55%

4

In preparing training for our worship teams recently, I came across a startling definition of communication.

COMMUNICATION:

15% – content
30% – tone or emotion
55% – body language

There is was, 55 %, the ammunition that I needed to convince our teams that they simply have to invest more time preparing so they can be more expressive on stage. When reviewing our services on video, I still see frowns and unsmiling faces which communicate that they don’t believe what they are singing and playing.

It sometimes feels fake or as if I am asking for a performance to teach about stage presence in church, but I feel we must. A performer makes it all about themselves, a lead worshiper makes it all about God. I feel compelled to help them embrace this definition of communication.

If the definition holds true, and I feel it does, than our content can be completely lost in the delivery. There are times that we have worked to choose just the right songs to support the Pastor’s teaching, prayed over them, convinced that they were God’s choices – only to find that they seemed to fall on deaf ears with our congregation.

As I review our services on video each week, the biggest difference I see is in the delivery. When the team looks distracted, under prepared or unhappy the congregation just stands there.

I direct our services. But, I force myself to remove my head set and walk up front and worship during our final service each weekend. My worship is directly affected by the team leading. I am either encouraged, by their body language and emotion to join in – or, when their body language distracts from the content of a song, I close my eyes avoiding distraction.

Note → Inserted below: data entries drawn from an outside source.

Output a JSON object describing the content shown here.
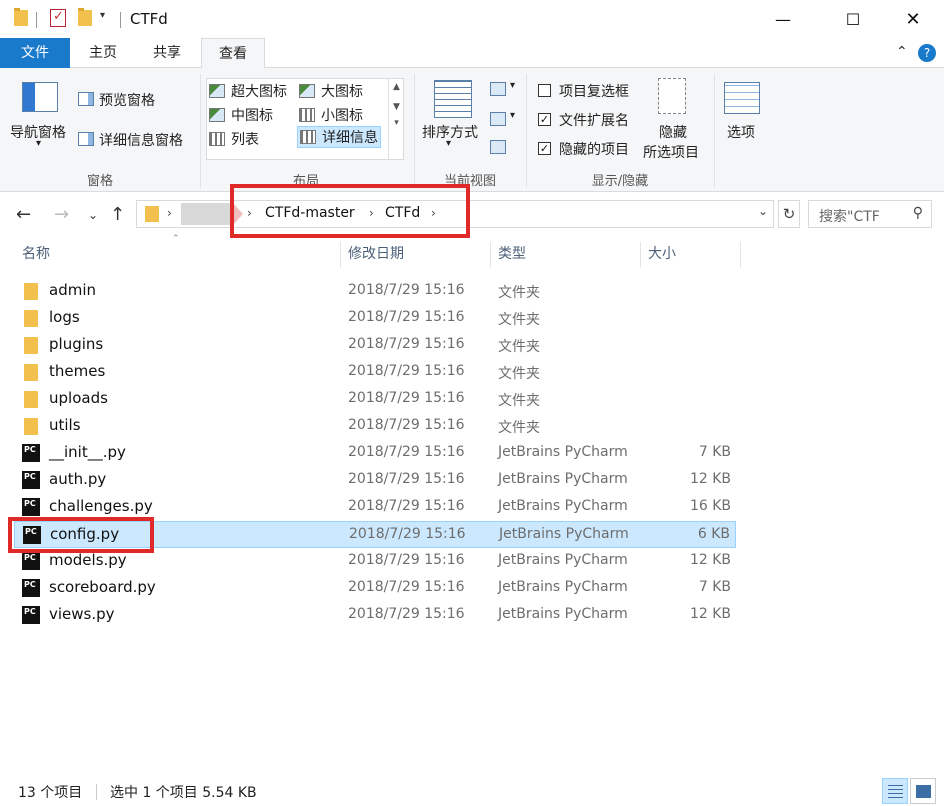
{
  "window": {
    "title": "CTFd"
  },
  "ribbon_tabs": [
    "文件",
    "主页",
    "共享",
    "查看"
  ],
  "ribbon": {
    "panes": {
      "nav_pane": "导航窗格",
      "preview_pane": "预览窗格",
      "details_pane": "详细信息窗格",
      "group_label": "窗格"
    },
    "layout": {
      "items": [
        "超大图标",
        "大图标",
        "中图标",
        "小图标",
        "列表",
        "详细信息"
      ],
      "selected": "详细信息",
      "group_label": "布局"
    },
    "current_view": {
      "sort_by": "排序方式",
      "group_label": "当前视图"
    },
    "show_hide": {
      "item_checkboxes": "项目复选框",
      "file_extensions": "文件扩展名",
      "hidden_items": "隐藏的项目",
      "item_checkboxes_checked": false,
      "file_extensions_checked": true,
      "hidden_items_checked": true,
      "hide_selected_line1": "隐藏",
      "hide_selected_line2": "所选项目",
      "group_label": "显示/隐藏"
    },
    "options": "选项"
  },
  "address": {
    "crumbs": [
      "CTFd-master",
      "CTFd"
    ],
    "search_placeholder": "搜索\"CTF"
  },
  "columns": {
    "name": "名称",
    "date": "修改日期",
    "type": "类型",
    "size": "大小"
  },
  "files": [
    {
      "name": "admin",
      "date": "2018/7/29 15:16",
      "type": "文件夹",
      "size": "",
      "kind": "folder"
    },
    {
      "name": "logs",
      "date": "2018/7/29 15:16",
      "type": "文件夹",
      "size": "",
      "kind": "folder"
    },
    {
      "name": "plugins",
      "date": "2018/7/29 15:16",
      "type": "文件夹",
      "size": "",
      "kind": "folder"
    },
    {
      "name": "themes",
      "date": "2018/7/29 15:16",
      "type": "文件夹",
      "size": "",
      "kind": "folder"
    },
    {
      "name": "uploads",
      "date": "2018/7/29 15:16",
      "type": "文件夹",
      "size": "",
      "kind": "folder"
    },
    {
      "name": "utils",
      "date": "2018/7/29 15:16",
      "type": "文件夹",
      "size": "",
      "kind": "folder"
    },
    {
      "name": "__init__.py",
      "date": "2018/7/29 15:16",
      "type": "JetBrains PyCharm",
      "size": "7 KB",
      "kind": "py"
    },
    {
      "name": "auth.py",
      "date": "2018/7/29 15:16",
      "type": "JetBrains PyCharm",
      "size": "12 KB",
      "kind": "py"
    },
    {
      "name": "challenges.py",
      "date": "2018/7/29 15:16",
      "type": "JetBrains PyCharm",
      "size": "16 KB",
      "kind": "py"
    },
    {
      "name": "config.py",
      "date": "2018/7/29 15:16",
      "type": "JetBrains PyCharm",
      "size": "6 KB",
      "kind": "py",
      "selected": true
    },
    {
      "name": "models.py",
      "date": "2018/7/29 15:16",
      "type": "JetBrains PyCharm",
      "size": "12 KB",
      "kind": "py"
    },
    {
      "name": "scoreboard.py",
      "date": "2018/7/29 15:16",
      "type": "JetBrains PyCharm",
      "size": "7 KB",
      "kind": "py"
    },
    {
      "name": "views.py",
      "date": "2018/7/29 15:16",
      "type": "JetBrains PyCharm",
      "size": "12 KB",
      "kind": "py"
    }
  ],
  "status": {
    "item_count": "13 个项目",
    "selection": "选中 1 个项目  5.54 KB"
  },
  "colors": {
    "accent": "#1979ca",
    "selection": "#cce8ff",
    "highlight_box": "#e02a2a"
  }
}
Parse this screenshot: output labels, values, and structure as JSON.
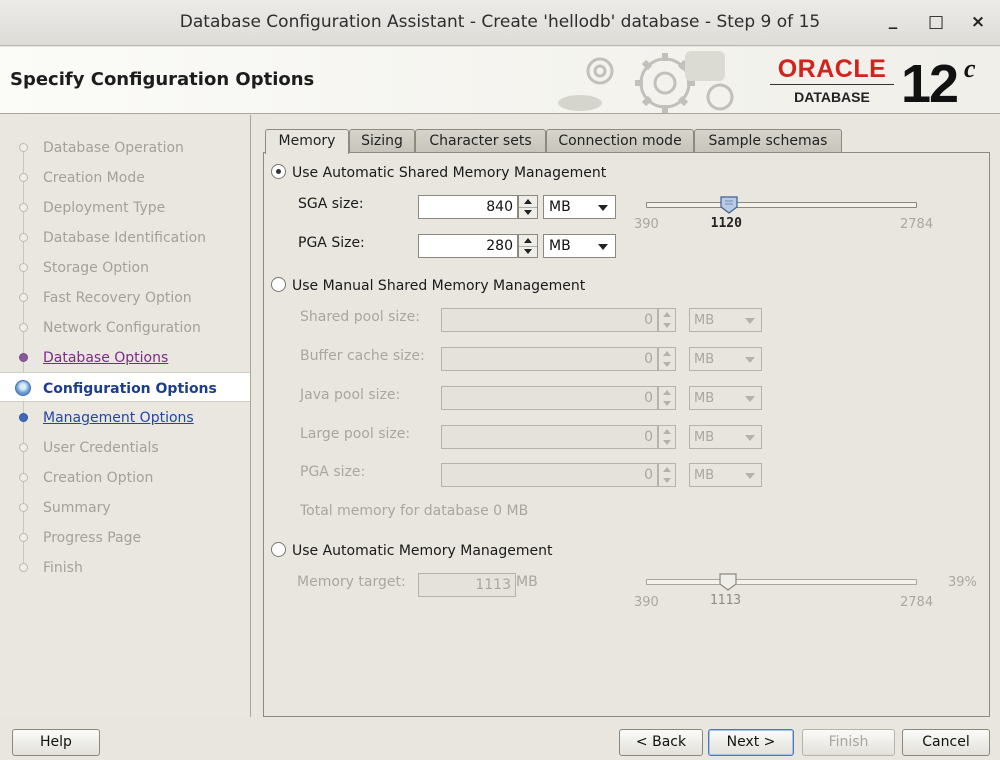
{
  "window": {
    "title": "Database Configuration Assistant - Create 'hellodb' database - Step 9 of 15",
    "minimize_label": "_",
    "maximize_label": "□",
    "close_label": "×"
  },
  "banner": {
    "heading": "Specify Configuration Options",
    "logo_word": "ORACLE",
    "logo_reg": "®",
    "logo_sub": "DATABASE",
    "version": "12",
    "version_suffix": "c"
  },
  "nav": {
    "items": [
      {
        "label": "Database Operation",
        "state": "inactive"
      },
      {
        "label": "Creation Mode",
        "state": "inactive"
      },
      {
        "label": "Deployment Type",
        "state": "inactive"
      },
      {
        "label": "Database Identification",
        "state": "inactive"
      },
      {
        "label": "Storage Option",
        "state": "inactive"
      },
      {
        "label": "Fast Recovery Option",
        "state": "inactive"
      },
      {
        "label": "Network Configuration",
        "state": "inactive"
      },
      {
        "label": "Database Options",
        "state": "done"
      },
      {
        "label": "Configuration Options",
        "state": "current"
      },
      {
        "label": "Management Options",
        "state": "next"
      },
      {
        "label": "User Credentials",
        "state": "inactive"
      },
      {
        "label": "Creation Option",
        "state": "inactive"
      },
      {
        "label": "Summary",
        "state": "inactive"
      },
      {
        "label": "Progress Page",
        "state": "inactive"
      },
      {
        "label": "Finish",
        "state": "inactive"
      }
    ]
  },
  "tabs": [
    {
      "label": "Memory"
    },
    {
      "label": "Sizing"
    },
    {
      "label": "Character sets"
    },
    {
      "label": "Connection mode"
    },
    {
      "label": "Sample schemas"
    }
  ],
  "memory": {
    "asmm_label": "Use Automatic Shared Memory Management",
    "sga_label": "SGA size:",
    "sga_value": "840",
    "sga_unit": "MB",
    "pga_label": "PGA Size:",
    "pga_value": "280",
    "pga_unit": "MB",
    "slider1": {
      "min": "390",
      "max": "2784",
      "value": "1120",
      "fraction": 0.305
    },
    "manual_label": "Use Manual Shared Memory Management",
    "manual_fields": [
      {
        "label": "Shared pool size:",
        "value": "0",
        "unit": "MB"
      },
      {
        "label": "Buffer cache size:",
        "value": "0",
        "unit": "MB"
      },
      {
        "label": "Java pool size:",
        "value": "0",
        "unit": "MB"
      },
      {
        "label": "Large pool size:",
        "value": "0",
        "unit": "MB"
      },
      {
        "label": "PGA size:",
        "value": "0",
        "unit": "MB"
      }
    ],
    "total_memory": "Total memory for database 0 MB",
    "amm_label": "Use Automatic Memory Management",
    "memory_target_label": "Memory target:",
    "memory_target_value": "1113",
    "memory_target_unit": "MB",
    "slider2": {
      "min": "390",
      "max": "2784",
      "value": "1113",
      "percent": "39%",
      "fraction": 0.302
    }
  },
  "buttons": {
    "help": "Help",
    "back": "< Back",
    "next": "Next >",
    "finish": "Finish",
    "cancel": "Cancel"
  }
}
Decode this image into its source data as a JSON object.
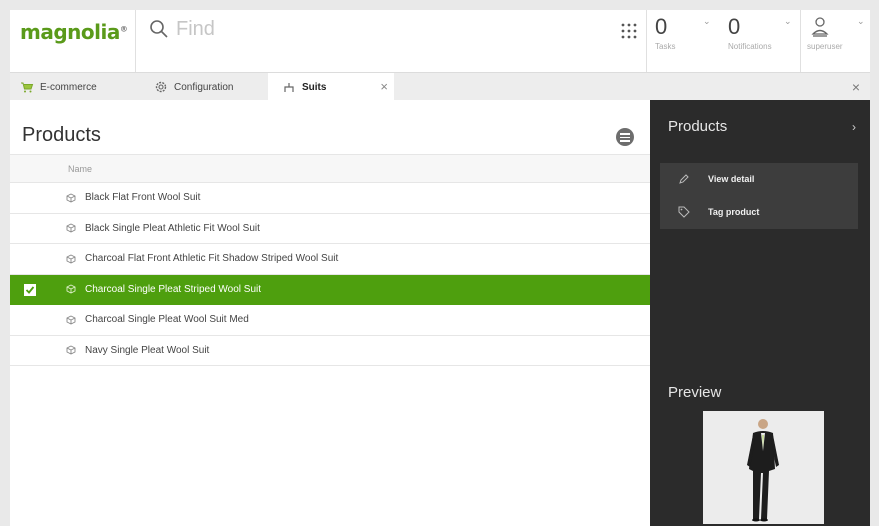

That is what my training will try to convince them of: the CONTENT, EMOTION and BODY LANGUAGE all have to match to look authentic in worship. People cannot hear the content unless your body language supports what you are saying. You cannot sing “Praise to the Lord” and frown!

The second part of the training I will be doing is to let them watch a silent sample of our 4 worship teams.

What better way to see if your leading is distracting, then to watch yourself in silence. This is brutal evaluation! No beautiful melody to fall back on, no amazing guitar skills to mask what isn’t happening on your face. Just your silent body language.

I pray God will use my time with our teams to encourage them to live out their love for Him on stage!

I count it my privilege and responsibility to continuously look for ways to lead our teams to a higher level of connection with our congregation and our Lord.

I would love to know, do you teach stage presence to your teams? Why or why not?